Innovation & Savoir-faireAcadémique

Une nouvelle certification académique en «Luxury marketing» voit le jour à Lausanne

Le secteur du luxe est en pleine mutation et requiert des adaptations rapides des compétences. Une nouvelle formation continue en Luxury marketing (CAS) vient de voir le jour à l’Université de Lausanne.

Cristina D’Agostino

By Cristina D’Agostino14 décembre 2021

La nouvelle formation continue (CAS) en Luxury Marketing débutera en mars 2022 à l'Université de Lausanne (Shutterstock)
Felicitas Morhart, vice-doyenne de HEC Lausanne et professeure ordinaire du département de marketing, directrice de la nouvelle formation CAS en Luxury Marketing et fondatrice du Swiss Center for Luxury Research (SCLR)
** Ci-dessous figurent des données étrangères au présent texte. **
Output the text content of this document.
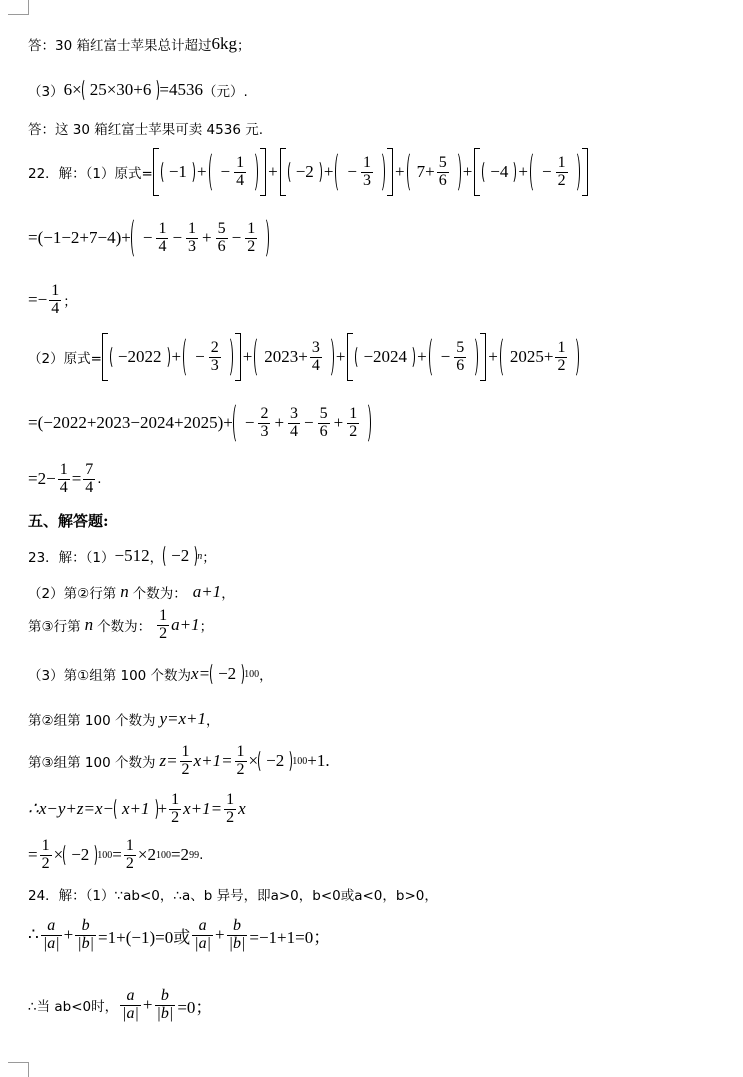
答：30 箱红富士苹果总计超过 6kg ；
（3） 6× 25×30+6 =4536 （元）.
答：这 30 箱红富士苹果可卖 4536 元.
22．解：（1）原式= −1 + − $\frac{1}{4} + -2$ + − $\frac{1}{3} + 7+ \frac{5}{6} + -4$ + − $\frac{1}{2}$
$=(-1-2+7-4)+ - \frac{1}{4} - \frac{1}{3} + \frac{5}{6} - \frac{1}{2}$
=− $\frac{1}{4}$ ；
（2）原式= −2022 + − $\frac{2}{3} + 2023+ \frac{3}{4} + -2024$ + − $\frac{5}{6} + 2025+ \frac{1}{2}$
$=(-2022+2023-2024+2025)+ - \frac{2}{3} + \frac{3}{4} - \frac{5}{6} + \frac{1}{2}$
$=2- \frac{1}{4} = \frac{7}{4}$ .
五、解答题:
23．解：（1） −512 ， −2 n ；
（2）第②行第 n 个数为： a+1 ，
第③行第 n 个数为： $\frac{1}{2} a+1$ ；
（3）第①组第 100 个数为 x= −2 100 ，
第②组第 100 个数为 y=x+1 ，
第③组第 100 个数为 $z= \frac{1}{2} x+1= \frac{1}{2} \times -2$ 100 +1.
∴x−y+z=x− $x+1 + \frac{1}{2} x+1= \frac{1}{2}$ x
= $\frac{1}{2} \times -2$ $100 = \frac{1}{2} \times 2$ 100 =2 99 .
24．解：（1）∵ab<0，∴a、b 异号，即a>0，b<0或a<0，b>0，
∴ $\frac{a}{|a|} + \frac{b}{|b|} =1+(-1)=0$或 $\frac{a}{|a|} + \frac{b}{|b|} =-1+1=0$；
∴当 ab<0时， $\frac{a}{|a|} + \frac{b}{|b|} =0$；
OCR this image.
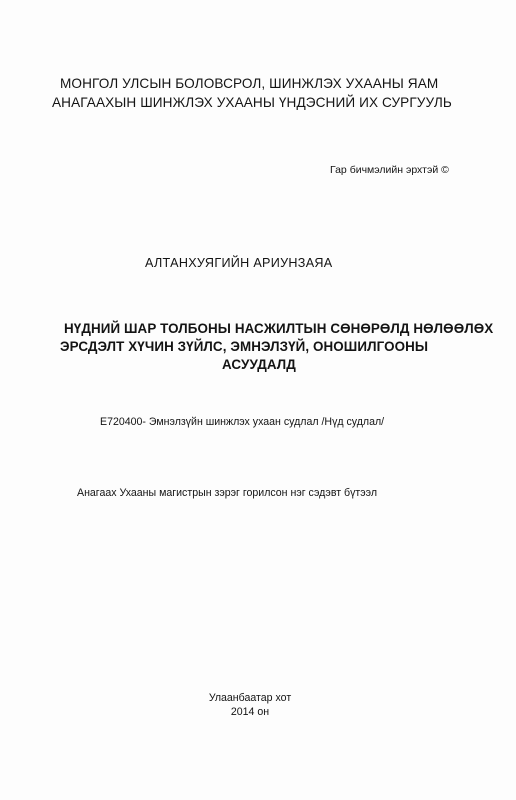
МОНГОЛ УЛСЫН БОЛОВСРОЛ, ШИНЖЛЭХ УХААНЫ ЯАМ
АНАГААХЫН ШИНЖЛЭХ УХААНЫ ҮНДЭСНИЙ ИХ СУРГУУЛЬ
Гар бичмэлийн эрхтэй ©
АЛТАНХУЯГИЙН АРИУНЗАЯА
НҮДНИЙ ШАР ТОЛБОНЫ НАСЖИЛТЫН СӨНӨРӨЛД НӨЛӨӨЛӨХ
ЭРСДЭЛТ ХҮЧИН ЗҮЙЛС, ЭМНЭЛЗҮЙ, ОНОШИЛГООНЫ
АСУУДАЛД
E720400- Эмнэлзүйн шинжлэх ухаан судлал /Нүд судлал/
Анагаах Ухааны магистрын зэрэг горилсон нэг сэдэвт бүтээл
Улаанбаатар хот
2014 он
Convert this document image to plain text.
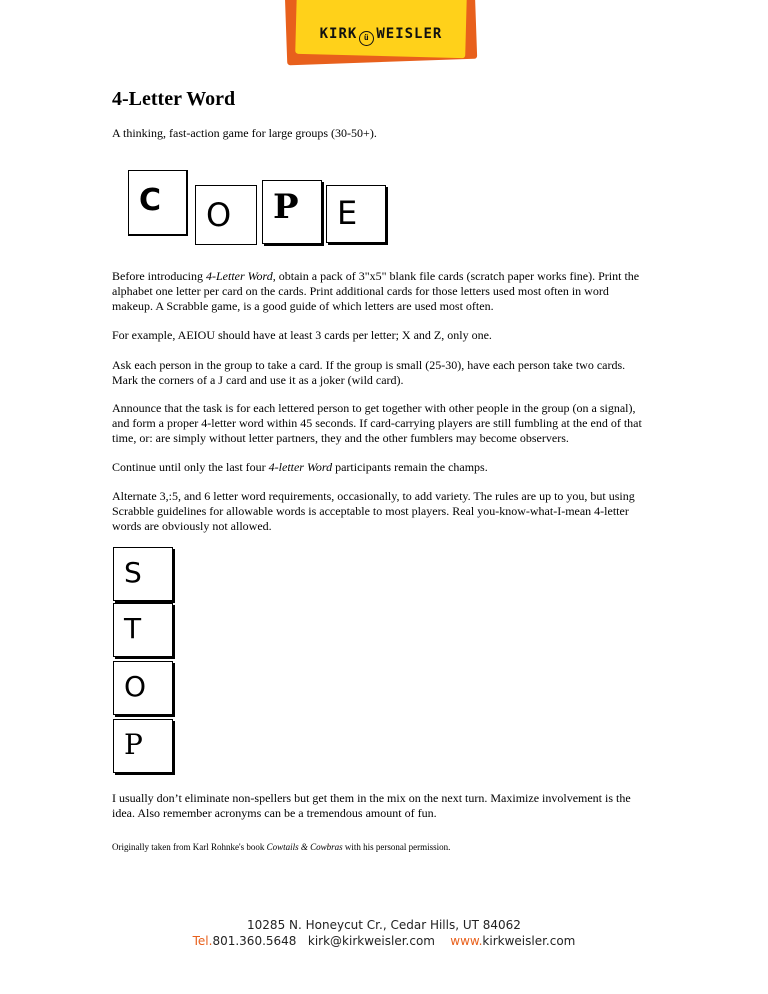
KIRK ü WEISLER
4-Letter Word

A thinking, fast-action game for large groups (30-50+).

C	O	P	E

Before introducing 4-Letter Word, obtain a pack of 3"x5" blank file cards (scratch paper works fine). Print the alphabet one letter per card on the cards. Print additional cards for those letters used most often in word makeup. A Scrabble game, is a good guide of which letters are used most often.

For example, AEIOU should have at least 3 cards per letter; X and Z, only one.

Ask each person in the group to take a card. If the group is small (25-30), have each person take two cards. Mark the corners of a J card and use it as a joker (wild card).

Announce that the task is for each lettered person to get together with other people in the group (on a signal), and form a proper 4-letter word within 45 seconds. If card-carrying players are still fumbling at the end of that time, or: are simply without letter partners, they and the other fumblers may become observers.

Continue until only the last four 4-letter Word participants remain the champs.

Alternate 3,:5, and 6 letter word requirements, occasionally, to add variety. The rules are up to you, but using Scrabble guidelines for allowable words is acceptable to most players. Real you-know-what-I-mean 4-letter words are obviously not allowed.

S
T
O
P

I usually don’t eliminate non-spellers but get them in the mix on the next turn. Maximize involvement is the idea. Also remember acronyms can be a tremendous amount of fun.

Originally taken from Karl Rohnke's book Cowtails & Cowbras with his personal permission.

10285 N. Honeycut Cr., Cedar Hills, UT 84062
Tel.801.360.5648 kirk@kirkweisler.com www.kirkweisler.com
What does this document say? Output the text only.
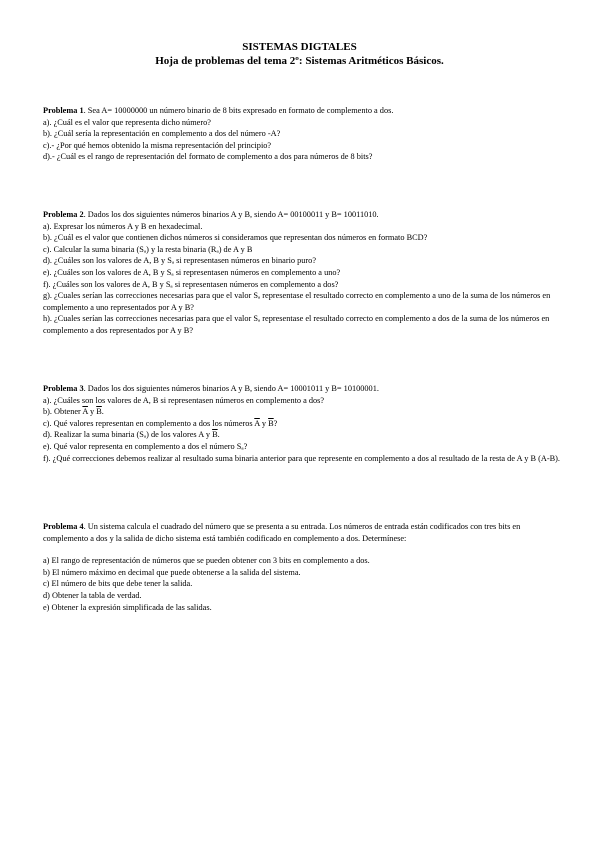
SISTEMAS DIGTALES
Hoja de problemas del tema 2º: Sistemas Aritméticos Básicos.

Problema 1. Sea A= 10000000 un número binario de 8 bits expresado en formato de complemento a dos.

a). ¿Cuál es el valor que representa dicho número?

b). ¿Cuál sería la representación en complemento a dos del número -A?

c).- ¿Por qué hemos obtenido la misma representación del principio?

d).- ¿Cuál es el rango de representación del formato de complemento a dos para números de 8 bits?

Problema 2. Dados los dos siguientes números binarios A y B, siendo A= 00100011 y B= 10011010.

a). Expresar los números A y B en hexadecimal.

b). ¿Cuál es el valor que contienen dichos números si consideramos que representan dos números en formato BCD?

c). Calcular la suma binaria (Sₐ) y la resta binaria (Rₐ) de A y B

d). ¿Cuáles son los valores de A, B y Sₐ si representasen números en binario puro?

e). ¿Cuáles son los valores de A, B y Sₐ si representasen números en complemento a uno?

f). ¿Cuáles son los valores de A, B y Sₐ si representasen números en complemento a dos?

g). ¿Cuales serían las correcciones necesarias para que el valor Sₐ representase el resultado correcto en complemento a uno de la suma de los números en complemento a uno representados por A y B?

h). ¿Cuales serían las correcciones necesarias para que el valor Sₐ representase el resultado correcto en complemento a dos de la suma de los números en complemento a dos representados por A y B?

Problema 3. Dados los dos siguientes números binarios A y B, siendo A= 10001011 y B= 10100001.

a). ¿Cuáles son los valores de A, B si representasen números en complemento a dos?

b). Obtener $\overline{A}$ y $\overline{B}$.

c). Qué valores representan en complemento a dos los números $\overline{A}$ y $\overline{B}$?

d). Realizar la suma binaria (Sₐ) de los valores A y $\overline{B}$.

e). Qué valor representa en complemento a dos el número Sₐ?

f). ¿Qué correcciones debemos realizar al resultado suma binaria anterior para que represente en complemento a dos al resultado de la resta de A y B (A-B).

Problema 4. Un sistema calcula el cuadrado del número que se presenta a su entrada. Los números de entrada están codificados con tres bits en complemento a dos y la salida de dicho sistema está también codificado en complemento a dos. Determínese:

a) El rango de representación de números que se pueden obtener con 3 bits en complemento a dos.

b) El número máximo en decimal que puede obtenerse a la salida del sistema.

c) El número de bits que debe tener la salida.

d) Obtener la tabla de verdad.

e) Obtener la expresión simplificada de las salidas.
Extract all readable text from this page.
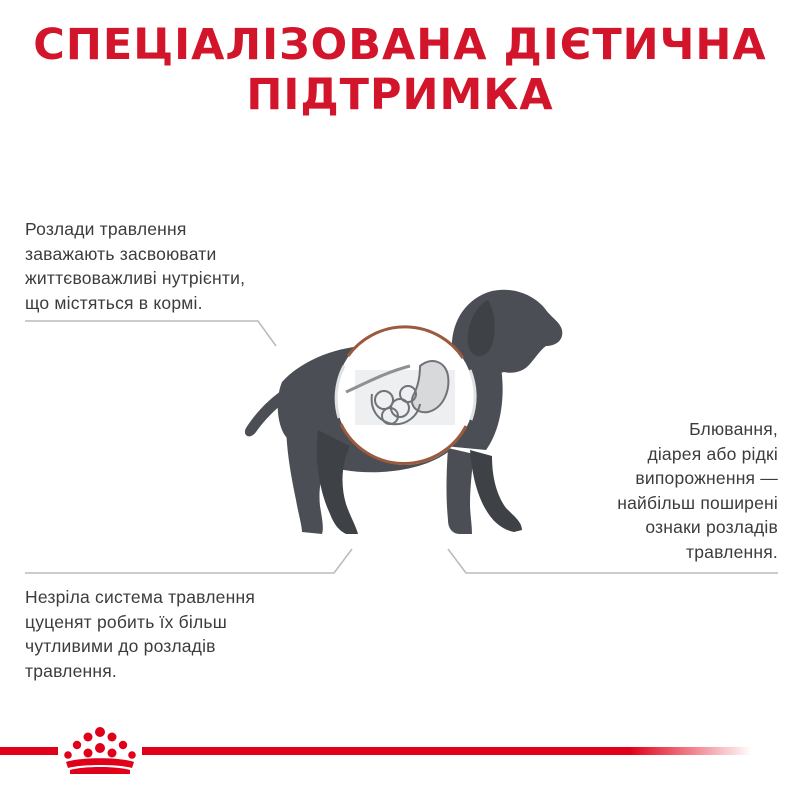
СПЕЦІАЛІЗОВАНА ДІЄТИЧНА
ПІДТРИМКА
Розлади травлення
заважають засвоювати
життєвоважливі нутрієнти,
що містяться в кормі.
Блювання,
діарея або рідкі
випорожнення —
найбільш поширені
ознаки розладів
травлення.
Незріла система травлення
цуценят робить їх більш
чутливими до розладів
травлення.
Le secteur du luxe est en pleine mutation et requiert des adaptations rapides des compétences. Gamification, réalité virtuelle, plateformes de ventes digitales, les enjeux du numérique bouleversent les codes du luxe restés longtemps figés dans les seules valeurs de rareté, de distribution sélective et de savoir-faire séculaire. Les carrières très linéaires n’existent plus. Les professionnels doivent constamment compléter leur cursus de nouveaux savoirs, maîtriser le marketing digital, comprendre le data science. Dans le domaine du luxe, la Suisse est en bonne position pour offrir plusieurs niveaux de formation, concurrençant toujours plus ses voisins européens. Qu’elles soient dispensées par les universités et hautes écoles publiques (HEG-Genève, HEC Lausanne, l’ÉCAL) pour les masters et les bachelors ou par les institutions privées telles que CREA ou l’ISG Luxury Geneva, voire Les Roches concernant le management du luxe pour la branche touristique, des certifications plus courtes à suivre en cours d’emploi existent. Si le CAS en luxury management existe déjà à Zurich auprès de la ZHAW, une nouvelle certification académique en marketing du luxe (CAS) a vu le jour à l’Université de Lausanne, pilotée par la vice-doyenne de HEC Lausanne et professeure ordinaire du département de marketing Felicitas Morhart. Parce que les reconversions professionnelles sont fréquentes et l’obsolescence des compétences toujours plus rapides, de nouveaux types de formation, plus condensés et rapides sont aujourd’hui une nécessité. Rencontre avec Thomas Rouaud, directeur marketing et vente de l’Executive Education, le centre de formation continue de HEC Lausanne.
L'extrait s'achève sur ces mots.